As a retail investor, I don't understand what the benefit would be in terms of stability for the markets overall. 



This rule seems designed to protect bad bets. 
By not allowing margin calls to occur, it allows these bad bets to grow larger and larger creating potentially even bigger concerns for when putting the thumb on the scale just won't work. 


The FRM Officer seems to have an inherent conflict of interest--they want to protect OCC and its interest over the wider risk to the overall market these bad bets represent. 
There own proposal calls out "Only one risk factor had 2-day expected shortfall short coverage under 99% while on idiosyncratic control settings that would have been above 99% on regular control settings, driven by one additional 2-day expected shortfall short exceedance." 

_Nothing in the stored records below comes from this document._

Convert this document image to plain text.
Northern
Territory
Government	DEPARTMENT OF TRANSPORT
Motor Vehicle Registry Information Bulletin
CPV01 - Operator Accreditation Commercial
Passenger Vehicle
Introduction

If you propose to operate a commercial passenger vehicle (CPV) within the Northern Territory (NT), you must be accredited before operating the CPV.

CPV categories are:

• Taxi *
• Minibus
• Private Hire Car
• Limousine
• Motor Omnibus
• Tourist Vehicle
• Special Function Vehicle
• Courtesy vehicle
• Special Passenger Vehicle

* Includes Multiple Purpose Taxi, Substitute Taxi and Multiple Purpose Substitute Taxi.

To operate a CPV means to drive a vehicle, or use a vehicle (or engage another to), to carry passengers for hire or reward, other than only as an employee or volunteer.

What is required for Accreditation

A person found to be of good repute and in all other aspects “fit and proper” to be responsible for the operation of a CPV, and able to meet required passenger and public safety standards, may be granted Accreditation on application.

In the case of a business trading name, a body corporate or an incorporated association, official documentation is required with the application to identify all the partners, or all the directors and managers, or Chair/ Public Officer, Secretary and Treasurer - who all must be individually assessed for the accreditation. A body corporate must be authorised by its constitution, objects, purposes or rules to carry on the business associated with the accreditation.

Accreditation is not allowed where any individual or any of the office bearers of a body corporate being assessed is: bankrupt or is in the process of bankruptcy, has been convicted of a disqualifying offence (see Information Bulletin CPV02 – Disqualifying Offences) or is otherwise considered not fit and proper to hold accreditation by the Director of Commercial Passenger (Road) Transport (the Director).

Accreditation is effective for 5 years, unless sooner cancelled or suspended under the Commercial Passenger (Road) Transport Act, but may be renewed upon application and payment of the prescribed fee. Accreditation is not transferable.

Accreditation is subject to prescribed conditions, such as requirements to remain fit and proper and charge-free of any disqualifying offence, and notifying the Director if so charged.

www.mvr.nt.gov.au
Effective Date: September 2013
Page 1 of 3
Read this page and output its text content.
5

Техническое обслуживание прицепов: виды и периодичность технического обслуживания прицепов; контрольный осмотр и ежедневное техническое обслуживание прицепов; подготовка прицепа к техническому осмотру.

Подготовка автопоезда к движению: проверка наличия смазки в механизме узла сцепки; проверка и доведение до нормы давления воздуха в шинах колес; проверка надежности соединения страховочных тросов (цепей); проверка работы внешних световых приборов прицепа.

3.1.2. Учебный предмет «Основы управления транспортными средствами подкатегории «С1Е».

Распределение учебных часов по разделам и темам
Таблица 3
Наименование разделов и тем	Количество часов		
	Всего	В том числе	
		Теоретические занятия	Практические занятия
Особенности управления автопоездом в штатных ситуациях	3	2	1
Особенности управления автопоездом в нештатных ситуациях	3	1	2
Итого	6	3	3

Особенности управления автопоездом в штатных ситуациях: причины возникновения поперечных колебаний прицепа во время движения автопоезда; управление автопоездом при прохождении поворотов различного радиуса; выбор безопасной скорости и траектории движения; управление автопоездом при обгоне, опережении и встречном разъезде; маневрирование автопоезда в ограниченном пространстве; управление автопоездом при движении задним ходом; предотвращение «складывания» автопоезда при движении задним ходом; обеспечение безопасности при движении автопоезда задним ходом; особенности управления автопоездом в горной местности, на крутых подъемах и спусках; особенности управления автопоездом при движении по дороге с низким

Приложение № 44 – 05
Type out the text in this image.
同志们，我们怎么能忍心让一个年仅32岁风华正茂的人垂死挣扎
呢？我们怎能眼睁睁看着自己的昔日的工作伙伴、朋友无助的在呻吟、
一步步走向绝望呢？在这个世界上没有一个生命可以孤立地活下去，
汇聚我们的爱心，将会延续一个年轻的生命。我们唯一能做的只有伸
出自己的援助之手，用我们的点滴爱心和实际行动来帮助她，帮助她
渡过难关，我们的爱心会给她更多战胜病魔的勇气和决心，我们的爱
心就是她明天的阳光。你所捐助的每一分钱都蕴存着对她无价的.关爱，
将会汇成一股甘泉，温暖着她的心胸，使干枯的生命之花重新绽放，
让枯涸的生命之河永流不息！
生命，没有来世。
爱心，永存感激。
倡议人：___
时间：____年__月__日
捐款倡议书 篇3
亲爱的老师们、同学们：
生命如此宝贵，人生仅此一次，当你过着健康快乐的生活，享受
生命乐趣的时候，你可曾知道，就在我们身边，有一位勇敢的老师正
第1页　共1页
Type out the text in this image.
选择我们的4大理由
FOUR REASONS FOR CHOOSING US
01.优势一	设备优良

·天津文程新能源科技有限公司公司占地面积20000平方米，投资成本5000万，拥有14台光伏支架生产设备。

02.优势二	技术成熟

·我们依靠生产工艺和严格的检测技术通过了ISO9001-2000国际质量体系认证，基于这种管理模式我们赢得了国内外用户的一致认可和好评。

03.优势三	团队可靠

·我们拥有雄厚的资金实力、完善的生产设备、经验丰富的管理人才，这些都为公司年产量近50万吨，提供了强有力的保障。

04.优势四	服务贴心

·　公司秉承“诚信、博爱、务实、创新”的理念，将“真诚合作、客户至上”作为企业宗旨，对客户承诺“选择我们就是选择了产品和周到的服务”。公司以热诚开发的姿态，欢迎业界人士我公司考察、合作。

All the pertinent materials to further evaluate this rule are REDACTED--how can anyone truly judge if this proposal is effective or not? With these redactions in place, we do not receive the appropriate transparency and information needed. That only leads to cause for further questions and concern. 


Instead, we should focus on increasing transparency and external oversight. In the case of "idiosyncratic" events (case in point $GME) the cause is often attributable to, simply, highly-leveraged, bad bets. If the focus is on improving transparency and oversight on those mechanics (along with actual consequences tied to a firm's improper or illegal risk management) you would create a lot more stability and market fairness than what the OCC is requesting with this.